Project Summary Significance: Worldwide spread of the SARS-CoV-2 virus has resulted in over 20 million confirmed human cases and 730,000 deaths from COVID-19, and cases continue to surge as there is no approved vaccine or other therapeutic modality broadly available to mitigate community spread. The virus has not only impacted human health but has also threatened national security, economic stability, and education. Broad, long term objectives: The research objectives described in this proposal will afford vetted, small molecule non-nucleoside-based inhibitors of the SARS-CoV-2 viral polymerase enzyme that will serve as lead compounds for future development and clinical evaluation targeting COVID-19 disease. Specific Aims/premise: The proposed aims are constructed to evaluate if potent, cell permeable, non-nucleot/side-based inhibitors of the SARS-CoV-2 RNA polymerase can be discovered using an integrated drug discovery pipeline. Specifically, we hypothesize that a highly efficient, dynamic computational screening method will reveal desirable hits that will be validated in antiviral assays to show target engagement and cellular efficacy. Further, medicinal chemistry optimization will tune the activity and property profiles of hits to make them suitable for evaluation in our established COVID-19 K18 hACE2 mouse models. Research design and methods: Aim 1 will identify competitive non-nucleot/side SARS-CoV-2 RdRp inhibitors from a strategically chosen compound collection using an efficient in silico screening approach developed and employed by Drs. Baudry and Smith. The hits will be ranked by binding energies and selected for confirmatory activity in the Jonsson’s lab using established cellular SARS-CoV-2 assays, along with secondary assays that validate active site inhibition of the viral polymerase. The Golden lab will lead hit validation efforts and advance hits that meet defined criteria to Aim 2. The latter aim will prioritize and evaluate specific scaffolds by medicinal chemistry optimization (Golden lab), guided by the primary and secondary assays, computational models and tiered ADME and pharmacokinetic analyses, to refine compound activity profiles that are suitable for in vivo efficacy assessments performed in the Jonsson lab.

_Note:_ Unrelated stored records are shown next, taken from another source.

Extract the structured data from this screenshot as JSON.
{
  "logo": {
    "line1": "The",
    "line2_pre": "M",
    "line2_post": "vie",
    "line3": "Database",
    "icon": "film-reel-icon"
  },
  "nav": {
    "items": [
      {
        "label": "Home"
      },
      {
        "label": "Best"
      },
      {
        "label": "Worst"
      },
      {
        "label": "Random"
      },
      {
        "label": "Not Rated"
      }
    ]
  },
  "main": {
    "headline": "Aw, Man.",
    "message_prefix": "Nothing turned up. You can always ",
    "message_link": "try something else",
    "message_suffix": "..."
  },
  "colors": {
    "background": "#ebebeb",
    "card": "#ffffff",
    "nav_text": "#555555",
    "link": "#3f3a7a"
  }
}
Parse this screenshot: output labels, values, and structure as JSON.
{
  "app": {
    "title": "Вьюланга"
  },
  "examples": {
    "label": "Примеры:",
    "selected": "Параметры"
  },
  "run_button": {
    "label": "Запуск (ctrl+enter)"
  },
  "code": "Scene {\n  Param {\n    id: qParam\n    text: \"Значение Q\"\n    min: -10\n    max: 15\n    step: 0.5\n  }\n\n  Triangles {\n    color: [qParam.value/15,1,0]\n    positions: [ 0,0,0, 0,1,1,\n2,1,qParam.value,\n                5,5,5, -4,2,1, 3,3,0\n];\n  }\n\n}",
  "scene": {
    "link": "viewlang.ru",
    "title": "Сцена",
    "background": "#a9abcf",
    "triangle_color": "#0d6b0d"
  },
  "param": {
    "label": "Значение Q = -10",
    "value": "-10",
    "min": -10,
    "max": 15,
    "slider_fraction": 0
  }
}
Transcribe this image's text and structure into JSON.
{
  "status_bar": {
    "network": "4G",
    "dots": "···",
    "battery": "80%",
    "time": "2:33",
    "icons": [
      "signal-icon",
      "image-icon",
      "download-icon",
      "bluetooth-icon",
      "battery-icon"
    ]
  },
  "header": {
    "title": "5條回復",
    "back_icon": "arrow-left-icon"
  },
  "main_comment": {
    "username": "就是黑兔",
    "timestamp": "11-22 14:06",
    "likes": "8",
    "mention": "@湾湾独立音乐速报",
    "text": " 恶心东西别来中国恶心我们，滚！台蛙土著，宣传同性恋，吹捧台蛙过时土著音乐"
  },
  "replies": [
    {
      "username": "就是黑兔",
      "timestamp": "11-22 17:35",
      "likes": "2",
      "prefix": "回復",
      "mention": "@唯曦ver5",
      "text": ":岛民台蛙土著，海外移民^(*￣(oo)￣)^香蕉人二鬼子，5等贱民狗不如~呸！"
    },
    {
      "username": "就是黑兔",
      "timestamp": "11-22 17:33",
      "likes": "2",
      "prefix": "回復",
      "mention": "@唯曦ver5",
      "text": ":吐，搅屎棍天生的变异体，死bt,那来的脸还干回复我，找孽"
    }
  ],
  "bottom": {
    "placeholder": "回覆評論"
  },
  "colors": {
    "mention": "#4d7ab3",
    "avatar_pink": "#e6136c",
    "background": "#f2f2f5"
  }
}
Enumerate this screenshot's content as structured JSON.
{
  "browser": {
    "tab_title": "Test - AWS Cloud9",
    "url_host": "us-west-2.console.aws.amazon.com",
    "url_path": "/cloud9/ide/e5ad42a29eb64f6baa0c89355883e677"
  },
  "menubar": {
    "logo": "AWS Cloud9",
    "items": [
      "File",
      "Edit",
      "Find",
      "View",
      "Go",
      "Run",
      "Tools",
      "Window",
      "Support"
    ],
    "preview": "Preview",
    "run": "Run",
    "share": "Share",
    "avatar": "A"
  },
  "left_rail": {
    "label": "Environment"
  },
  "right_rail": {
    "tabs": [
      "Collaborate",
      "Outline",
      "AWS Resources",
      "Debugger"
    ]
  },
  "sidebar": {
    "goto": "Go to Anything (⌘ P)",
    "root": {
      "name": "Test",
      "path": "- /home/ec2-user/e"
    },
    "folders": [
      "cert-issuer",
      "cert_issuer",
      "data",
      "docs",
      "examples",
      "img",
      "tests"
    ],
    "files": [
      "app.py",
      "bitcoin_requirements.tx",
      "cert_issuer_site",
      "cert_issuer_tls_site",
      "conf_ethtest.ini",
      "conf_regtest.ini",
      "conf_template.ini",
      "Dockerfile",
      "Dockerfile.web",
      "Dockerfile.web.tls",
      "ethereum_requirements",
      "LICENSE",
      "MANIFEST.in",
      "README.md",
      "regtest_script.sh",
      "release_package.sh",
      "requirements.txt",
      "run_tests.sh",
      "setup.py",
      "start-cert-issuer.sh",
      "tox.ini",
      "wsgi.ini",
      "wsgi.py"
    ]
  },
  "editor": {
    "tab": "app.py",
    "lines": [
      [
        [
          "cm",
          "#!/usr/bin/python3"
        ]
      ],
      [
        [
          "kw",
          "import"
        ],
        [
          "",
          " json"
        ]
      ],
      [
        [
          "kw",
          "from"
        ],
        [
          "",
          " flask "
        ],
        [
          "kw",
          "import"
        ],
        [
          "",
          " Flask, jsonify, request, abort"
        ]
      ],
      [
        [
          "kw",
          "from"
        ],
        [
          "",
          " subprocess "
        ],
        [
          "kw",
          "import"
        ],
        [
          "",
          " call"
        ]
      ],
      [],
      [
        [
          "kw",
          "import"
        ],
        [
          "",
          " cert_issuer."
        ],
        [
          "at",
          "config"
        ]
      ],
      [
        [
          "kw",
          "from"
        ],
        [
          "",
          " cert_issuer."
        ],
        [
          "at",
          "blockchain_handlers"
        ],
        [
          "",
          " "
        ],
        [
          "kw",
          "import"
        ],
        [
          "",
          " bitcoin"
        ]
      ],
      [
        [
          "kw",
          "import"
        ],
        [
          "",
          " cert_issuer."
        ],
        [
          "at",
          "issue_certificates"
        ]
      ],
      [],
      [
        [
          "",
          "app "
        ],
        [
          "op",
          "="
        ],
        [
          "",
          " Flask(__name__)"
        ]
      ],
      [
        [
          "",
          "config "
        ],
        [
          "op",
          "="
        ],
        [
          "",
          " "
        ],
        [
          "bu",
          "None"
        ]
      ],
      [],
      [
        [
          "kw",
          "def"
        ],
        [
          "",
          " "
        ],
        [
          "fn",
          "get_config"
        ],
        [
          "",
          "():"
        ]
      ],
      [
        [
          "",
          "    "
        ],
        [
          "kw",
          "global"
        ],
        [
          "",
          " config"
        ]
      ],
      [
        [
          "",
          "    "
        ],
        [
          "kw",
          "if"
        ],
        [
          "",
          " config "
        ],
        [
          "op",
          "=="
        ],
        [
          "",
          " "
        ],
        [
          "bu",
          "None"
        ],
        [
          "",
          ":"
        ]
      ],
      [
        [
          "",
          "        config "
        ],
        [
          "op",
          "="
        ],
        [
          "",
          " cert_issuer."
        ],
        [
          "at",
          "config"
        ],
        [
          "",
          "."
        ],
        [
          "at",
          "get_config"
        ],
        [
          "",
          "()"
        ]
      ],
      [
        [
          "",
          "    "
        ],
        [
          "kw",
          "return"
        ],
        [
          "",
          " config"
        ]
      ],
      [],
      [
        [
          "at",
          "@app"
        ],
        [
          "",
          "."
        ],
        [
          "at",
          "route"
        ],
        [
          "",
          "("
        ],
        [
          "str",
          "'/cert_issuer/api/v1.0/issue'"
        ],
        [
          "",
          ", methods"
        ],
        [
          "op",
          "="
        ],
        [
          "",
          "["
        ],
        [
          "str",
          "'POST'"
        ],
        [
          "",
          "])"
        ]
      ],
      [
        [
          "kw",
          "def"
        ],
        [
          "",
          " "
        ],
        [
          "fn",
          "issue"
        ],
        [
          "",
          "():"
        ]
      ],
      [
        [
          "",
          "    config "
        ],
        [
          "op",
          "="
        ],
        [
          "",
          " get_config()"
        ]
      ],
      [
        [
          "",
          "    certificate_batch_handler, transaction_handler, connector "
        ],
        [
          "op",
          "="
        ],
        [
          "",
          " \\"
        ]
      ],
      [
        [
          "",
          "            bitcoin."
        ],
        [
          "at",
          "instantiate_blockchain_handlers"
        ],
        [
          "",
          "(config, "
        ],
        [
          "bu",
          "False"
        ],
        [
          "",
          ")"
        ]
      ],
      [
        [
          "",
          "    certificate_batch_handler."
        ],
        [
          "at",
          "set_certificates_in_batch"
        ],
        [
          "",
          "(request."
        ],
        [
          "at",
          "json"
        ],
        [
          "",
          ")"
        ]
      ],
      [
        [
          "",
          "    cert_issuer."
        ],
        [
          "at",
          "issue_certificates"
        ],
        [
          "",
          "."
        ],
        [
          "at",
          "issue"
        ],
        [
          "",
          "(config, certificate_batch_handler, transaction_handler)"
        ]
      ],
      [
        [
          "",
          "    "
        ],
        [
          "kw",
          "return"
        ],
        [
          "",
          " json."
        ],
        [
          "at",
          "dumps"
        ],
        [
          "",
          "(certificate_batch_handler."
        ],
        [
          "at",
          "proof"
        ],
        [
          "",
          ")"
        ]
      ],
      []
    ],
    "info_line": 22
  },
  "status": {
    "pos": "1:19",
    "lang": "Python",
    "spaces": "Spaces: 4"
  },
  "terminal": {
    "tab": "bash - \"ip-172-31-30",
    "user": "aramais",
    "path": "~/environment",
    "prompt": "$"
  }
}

项目摘要 意义：SARS-CoV-2病毒在全球范围内的传播已导致超过2000万人死亡， 确诊的人类病例和730，000例COVID-19死亡，病例继续激增， 没有批准的疫苗或其他广泛可用的治疗方式来减轻 社区传播。该病毒不仅影响人类健康， 国家安全、经济稳定和教育。 广泛的，长期的目标：本提案中描述的研究目标将提供 经审查的SARS-CoV-2病毒聚合酶小分子非核苷类抑制剂 酶将作为先导化合物用于未来的开发和临床评价 针对COVID-19疾病。 具体目的/前提：拟定目的旨在评价是否具有强效、细胞渗透性， SARS-CoV-2 RNA聚合酶的非核苷/核苷基抑制剂可以通过使用 一个完整的药物发现管道。具体来说，我们假设一个高效，动态的 计算机筛选方法将揭示出在抗病毒测定中将被验证的期望命中 以显示目标接合和细胞功效。此外，药物化学优化将 调整热门歌曲的活动和属性配置文件，使其适合在我们的 建立COVID-19 K18 hACE 2小鼠模型。 研究设计和方法：目标1将确定竞争性非核/侧SARS-CoV-2 使用有效的计算机模拟技术从策略性选择的化合物集合中获得RdRp抑制剂 筛选方法由Baudry和Smith博士开发和使用。点击率将被排名 通过结合能，并在Jonsson实验室中使用已建立的 细胞SARS-CoV-2检测，沿着验证活性位点抑制的二级检测， 病毒聚合酶黄金实验室将领导命中验证工作，并推进符合 目标2的标准。后一个目标将优先考虑和评估特定的支架， 药物化学优化（黄金实验室），由一级和二级测定指导， 计算模型和分层ADME和药代动力学分析，以优化化合物 适用于在Jonsson实验室进行的体内功效评估的活性谱。